Microbial communities in the fynbos region of South Africa : what happens during woody alien plant invasions
CITATION: Jacobs, K., Conradie, T. & Jacobs, S. 2020. Microbial communities in the fynbos region of South Africa : what happens during woody alien plant invasions. Diversity, 12(6):254, doi:10.3390/d12060254.
The original publication is available at http://www.mdpi.com
Publication of this article was funded by the Stellenbosch University Open Access Fund
The Cape Floristic Region (CFR) is globally known for its plant biodiversity, and its flora is commonly referred to as fynbos.

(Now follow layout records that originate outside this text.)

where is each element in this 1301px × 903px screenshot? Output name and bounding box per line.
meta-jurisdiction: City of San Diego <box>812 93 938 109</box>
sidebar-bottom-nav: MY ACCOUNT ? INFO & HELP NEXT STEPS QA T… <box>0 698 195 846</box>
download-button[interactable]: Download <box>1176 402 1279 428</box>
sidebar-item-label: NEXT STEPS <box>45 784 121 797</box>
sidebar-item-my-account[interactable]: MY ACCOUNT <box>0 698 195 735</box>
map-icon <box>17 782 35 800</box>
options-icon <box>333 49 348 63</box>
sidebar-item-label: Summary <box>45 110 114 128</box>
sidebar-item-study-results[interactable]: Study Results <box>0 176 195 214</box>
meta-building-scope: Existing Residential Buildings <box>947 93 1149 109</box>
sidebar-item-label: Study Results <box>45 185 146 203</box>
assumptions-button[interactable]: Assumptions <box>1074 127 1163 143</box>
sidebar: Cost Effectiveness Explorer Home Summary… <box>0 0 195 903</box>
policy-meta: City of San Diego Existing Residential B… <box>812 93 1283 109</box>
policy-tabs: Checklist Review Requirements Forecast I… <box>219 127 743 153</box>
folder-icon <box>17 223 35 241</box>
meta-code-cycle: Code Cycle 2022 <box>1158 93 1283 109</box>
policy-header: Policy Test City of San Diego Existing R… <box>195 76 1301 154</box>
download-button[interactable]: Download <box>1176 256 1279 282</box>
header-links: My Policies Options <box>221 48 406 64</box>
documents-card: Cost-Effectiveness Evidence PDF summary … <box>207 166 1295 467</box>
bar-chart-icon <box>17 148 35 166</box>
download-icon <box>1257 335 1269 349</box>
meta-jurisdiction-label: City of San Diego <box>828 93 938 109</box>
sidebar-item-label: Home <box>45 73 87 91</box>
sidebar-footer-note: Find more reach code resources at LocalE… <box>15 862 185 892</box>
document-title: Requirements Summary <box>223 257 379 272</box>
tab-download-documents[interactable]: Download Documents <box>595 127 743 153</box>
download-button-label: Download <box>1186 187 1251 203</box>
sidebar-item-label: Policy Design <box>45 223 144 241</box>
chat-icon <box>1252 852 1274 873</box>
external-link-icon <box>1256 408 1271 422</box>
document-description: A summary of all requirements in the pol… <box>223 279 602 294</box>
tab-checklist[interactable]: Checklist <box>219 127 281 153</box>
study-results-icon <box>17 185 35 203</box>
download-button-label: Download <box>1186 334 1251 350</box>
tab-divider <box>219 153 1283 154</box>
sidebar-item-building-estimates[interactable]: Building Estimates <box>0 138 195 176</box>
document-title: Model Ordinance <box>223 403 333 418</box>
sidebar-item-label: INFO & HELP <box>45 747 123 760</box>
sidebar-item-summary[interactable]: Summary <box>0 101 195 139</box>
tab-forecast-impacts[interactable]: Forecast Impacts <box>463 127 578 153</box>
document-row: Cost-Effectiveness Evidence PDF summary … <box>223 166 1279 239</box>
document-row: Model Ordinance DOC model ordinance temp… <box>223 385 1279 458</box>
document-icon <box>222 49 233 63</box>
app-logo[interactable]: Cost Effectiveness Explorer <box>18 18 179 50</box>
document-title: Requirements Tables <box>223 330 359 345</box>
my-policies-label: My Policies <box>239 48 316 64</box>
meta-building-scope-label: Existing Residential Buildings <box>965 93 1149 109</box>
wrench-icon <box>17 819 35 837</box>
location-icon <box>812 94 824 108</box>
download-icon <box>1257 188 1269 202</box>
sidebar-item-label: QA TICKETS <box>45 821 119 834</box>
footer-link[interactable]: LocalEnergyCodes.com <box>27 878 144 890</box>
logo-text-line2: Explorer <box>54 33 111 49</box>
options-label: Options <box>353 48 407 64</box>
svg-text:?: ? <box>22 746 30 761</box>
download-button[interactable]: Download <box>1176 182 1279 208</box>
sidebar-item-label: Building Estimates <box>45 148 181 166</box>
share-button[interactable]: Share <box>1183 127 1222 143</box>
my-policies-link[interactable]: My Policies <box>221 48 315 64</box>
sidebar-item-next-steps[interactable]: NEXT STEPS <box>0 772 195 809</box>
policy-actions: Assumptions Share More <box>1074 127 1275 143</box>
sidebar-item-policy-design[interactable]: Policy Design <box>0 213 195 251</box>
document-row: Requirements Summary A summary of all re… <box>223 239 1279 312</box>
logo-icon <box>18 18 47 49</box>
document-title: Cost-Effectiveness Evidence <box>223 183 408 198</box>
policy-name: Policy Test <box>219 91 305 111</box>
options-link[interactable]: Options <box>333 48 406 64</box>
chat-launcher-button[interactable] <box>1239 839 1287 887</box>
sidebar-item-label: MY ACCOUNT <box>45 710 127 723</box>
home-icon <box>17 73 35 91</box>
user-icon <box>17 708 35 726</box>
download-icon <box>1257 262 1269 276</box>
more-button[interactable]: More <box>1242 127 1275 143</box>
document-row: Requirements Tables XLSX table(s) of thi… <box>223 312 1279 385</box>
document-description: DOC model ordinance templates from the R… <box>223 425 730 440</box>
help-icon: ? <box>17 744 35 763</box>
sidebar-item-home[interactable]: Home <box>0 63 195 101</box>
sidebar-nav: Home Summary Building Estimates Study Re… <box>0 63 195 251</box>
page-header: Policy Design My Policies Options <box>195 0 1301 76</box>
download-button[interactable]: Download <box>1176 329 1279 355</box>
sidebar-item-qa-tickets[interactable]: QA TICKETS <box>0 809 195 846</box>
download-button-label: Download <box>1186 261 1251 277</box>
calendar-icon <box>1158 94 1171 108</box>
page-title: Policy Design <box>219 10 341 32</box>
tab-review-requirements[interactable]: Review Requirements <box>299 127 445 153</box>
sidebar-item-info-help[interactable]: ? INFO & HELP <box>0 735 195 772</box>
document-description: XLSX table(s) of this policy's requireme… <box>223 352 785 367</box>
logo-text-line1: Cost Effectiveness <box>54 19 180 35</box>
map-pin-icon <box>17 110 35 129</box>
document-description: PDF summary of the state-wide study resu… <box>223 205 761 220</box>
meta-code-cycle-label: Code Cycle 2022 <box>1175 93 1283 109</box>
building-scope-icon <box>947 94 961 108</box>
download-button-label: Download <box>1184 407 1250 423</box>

At the same time, this area is under severe pressure from urbanization, agricultural expansion and the threat of invasive alien plants. Acacia, Eucalyptus and Pinus are the common invasive alien plants found across the biome and considerable time, effort and resources are put into the removal of invasive alien plants and the rehabilitation of native vegetation. Several studies have shown that invasion not only affects the composition of plant species, but also has a profound effect on the soil chemistry and microbial populations. Over the last few years, a number of studies have shown that the microbial populations of the CFR are unique to the area, and harbour many endemic species. The extent of the role they play in the invasion process is, however, still unclear. This review aims to provide an insight into the current knowledge on the different microbial populations from this system, and speculate what their role might be during invasion. More importantly, it places a spotlight on the lack of information about this process.